Dormagen (NGZ). Der Dormagener Stadtrat wird sich nicht an den Protesten gegen die Kohlenmonoxid-Pipeline von Dormagen nach Krefeld Uerdingen beteiligen. Koalition: „Dormagen ist nicht betroffen .“
Dormagen So spektakulär in den vergangenen Wochen und Monaten über die geplante Kohlenmonoxid-Pipeline von Dormagen nach Krefeld-Uerdingen diskutiert und agitiert wurde, so unspektakulär verlief am Freitag Abend die Debatte im Dormagener Stadtrat: „Wir befassten uns nicht mit dem Thema“, so der Tenor.
Dormagen ist damit eine der wenigen Kommunen entlang der knapp 70 Kilometer langen Pipeline-Strecke auf rechtsrheinischem Gebiet, die nicht protestieren. CDU-Fraktionsvorsitzender Wiljo Wimmer schob nach offensichtlicher Koalitionsabsprache mit der SPD jeglicher Diskussion einen Riegel vor: „Ich kann nicht erkennen, inwieweit Dormagen betroffen sein sollte.“
Die Pipeline liege nicht auf Dormagener, sondern auf Kölner Gebiet, die Stadt und ihre Bürger seien nicht direkt betroffen. Wimmer: „Wir befassen uns im Stadtrat auch nicht mit den Windrädern an der Nordsee.“ Sein Fazit: „Diese Problematik hat im Dormagener Stadtrat nichts zu suchen, die Stadt ist weder materiell noch formell damit befasst.“ Der Antrag auf Nichtbefassen wurde bei vier Gegenstimmen und drei Enthaltungen aus den Oppositionsparteien und -gruppierungen mit breiter Mehrheit angenommen.

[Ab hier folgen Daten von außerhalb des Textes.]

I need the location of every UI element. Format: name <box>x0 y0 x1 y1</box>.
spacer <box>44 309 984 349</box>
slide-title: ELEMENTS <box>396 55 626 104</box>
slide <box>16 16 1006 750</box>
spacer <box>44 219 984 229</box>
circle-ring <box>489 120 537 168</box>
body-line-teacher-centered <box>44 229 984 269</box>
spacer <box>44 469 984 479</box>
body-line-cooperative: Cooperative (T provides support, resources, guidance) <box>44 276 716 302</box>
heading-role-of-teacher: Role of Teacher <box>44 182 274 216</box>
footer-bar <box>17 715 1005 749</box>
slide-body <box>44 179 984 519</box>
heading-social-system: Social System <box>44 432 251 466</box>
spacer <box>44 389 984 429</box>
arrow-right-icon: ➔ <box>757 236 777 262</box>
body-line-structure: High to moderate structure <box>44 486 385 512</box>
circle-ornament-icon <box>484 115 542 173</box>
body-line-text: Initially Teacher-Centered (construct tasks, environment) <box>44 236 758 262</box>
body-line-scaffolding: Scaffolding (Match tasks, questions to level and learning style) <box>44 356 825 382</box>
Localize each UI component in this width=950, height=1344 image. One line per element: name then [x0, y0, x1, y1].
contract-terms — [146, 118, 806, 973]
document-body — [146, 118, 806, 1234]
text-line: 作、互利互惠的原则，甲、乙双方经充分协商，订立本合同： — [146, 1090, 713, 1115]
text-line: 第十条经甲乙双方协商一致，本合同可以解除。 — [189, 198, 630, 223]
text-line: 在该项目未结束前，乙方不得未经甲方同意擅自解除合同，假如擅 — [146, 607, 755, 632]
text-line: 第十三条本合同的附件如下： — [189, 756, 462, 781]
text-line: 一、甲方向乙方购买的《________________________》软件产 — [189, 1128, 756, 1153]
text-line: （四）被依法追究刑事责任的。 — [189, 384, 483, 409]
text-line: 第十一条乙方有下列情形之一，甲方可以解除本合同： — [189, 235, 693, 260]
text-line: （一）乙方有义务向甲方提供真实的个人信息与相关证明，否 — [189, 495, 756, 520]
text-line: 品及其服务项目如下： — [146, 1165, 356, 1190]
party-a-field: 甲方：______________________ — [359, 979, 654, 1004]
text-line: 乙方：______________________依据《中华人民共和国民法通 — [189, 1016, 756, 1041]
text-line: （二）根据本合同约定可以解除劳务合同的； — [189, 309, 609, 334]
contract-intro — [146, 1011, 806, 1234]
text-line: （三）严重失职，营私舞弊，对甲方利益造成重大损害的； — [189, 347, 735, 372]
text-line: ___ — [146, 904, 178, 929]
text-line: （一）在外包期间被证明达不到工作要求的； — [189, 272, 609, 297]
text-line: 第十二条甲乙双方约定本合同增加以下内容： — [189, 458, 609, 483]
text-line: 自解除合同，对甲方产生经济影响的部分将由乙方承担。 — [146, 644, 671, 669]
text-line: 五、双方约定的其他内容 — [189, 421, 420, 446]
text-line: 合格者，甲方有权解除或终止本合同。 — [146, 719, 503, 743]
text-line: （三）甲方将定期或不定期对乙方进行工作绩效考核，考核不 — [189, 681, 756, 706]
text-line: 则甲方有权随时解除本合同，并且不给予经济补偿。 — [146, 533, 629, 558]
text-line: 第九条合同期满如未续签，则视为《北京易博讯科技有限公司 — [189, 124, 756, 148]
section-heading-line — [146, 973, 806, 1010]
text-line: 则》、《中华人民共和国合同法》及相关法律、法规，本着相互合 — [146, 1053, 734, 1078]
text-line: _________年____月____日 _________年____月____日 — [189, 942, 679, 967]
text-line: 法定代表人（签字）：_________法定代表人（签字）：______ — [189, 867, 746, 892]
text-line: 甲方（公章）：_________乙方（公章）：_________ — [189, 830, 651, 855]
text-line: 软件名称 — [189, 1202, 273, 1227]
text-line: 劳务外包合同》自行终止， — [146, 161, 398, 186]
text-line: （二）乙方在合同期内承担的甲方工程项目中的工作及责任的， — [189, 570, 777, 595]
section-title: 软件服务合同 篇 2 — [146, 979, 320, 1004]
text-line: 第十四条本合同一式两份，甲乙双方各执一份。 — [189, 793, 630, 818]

Enttäuschung bei Grünen-Fraktionschef Ingo Kolmorgen. Seine Fraktion und auch er persönlich hatten diesen Antrag zur politischen Kernfrage gemacht. Dabei machte er seine Zielrichtung deutlich: „Wir müssen die Sorgen und Ängste der Bürger ernst nehmen und uns an ihre Seite stellen.“ Ingo Kolmorgen gehe es darum „endlich einen vernünftigen Dialog mit Bayer zu führen“. Die Gegnerschaft zu der Pipeline bestehe nicht aus hysterischen Umwelt-Aktivisten oder eingefleischten Bayer-Gegnern: „Darunter sind Bürgermeister und Landräte der CDU.“
Zielrichtung des Resolutions-Antrages sei es, „das Zeitfenster für den Bau der Pipeline zu erweitern“. Es solle Zeit gewonnen werden, um die Gegenargumente und Sicherheitsbedenken der Bürger und Kommunen zu prüfen, die Erläuterungen des Unternehmens zu hören und gegebenenfalls den Rat von Sachverständigen einzuholen.
Der Umweltausschuss des Landtages hatte am Tag zuvor beschlossen, am 17. Oktober Experten anzuhören und deren Meinung zu prüfen. Ingo Kolmorgen sagte aber auch: „Es geht uns nicht darum, das Projekt grundsätzlich zu verhindern. Wir wollen lediglich Klarheit über mögliche Risiken.“ Er halte den Baubeginn für „eine falsche Entscheidung“.
Im Chemiepark Dormagen ist die Pipeline bereits vor knapp einem Jahr auf Bayer-Grundstücken bis an den Rhein und unter dem Fluss verlegt worden. Die Rhein-Unterquerung war damals mit einem Dükerfest auf der rechten Rheinseite gefeiert worden. Die Proteste waren dann von Monheim ausgegangen; mittlerweile wird von „Todeszonen“ gesprochen und Eklats inszeniert, wie in Monheim wo namhafte Gegner die Unterschrift des stellvertretenden Ministerpräsidenten ins Goldene Buch der Stadt verweigerten.
Für Bayer Material Science ist die Kohlenmonoxid-Leitung vor allem für die Kunststoff-Herstellung wichtig. Der Rohstoff wird im Chemiepark Dormagen bei Linde und Praxair gewonnen und soll per Pipeline in den Chemiepark Uerdingen transportiert werden. Dort wird Kohlenmonoxid vor allem für die Herstellung von Makrolon benötigt. Auch diesem Stoff werden zum Beispiel CompactDiscs (CD) hergestellt.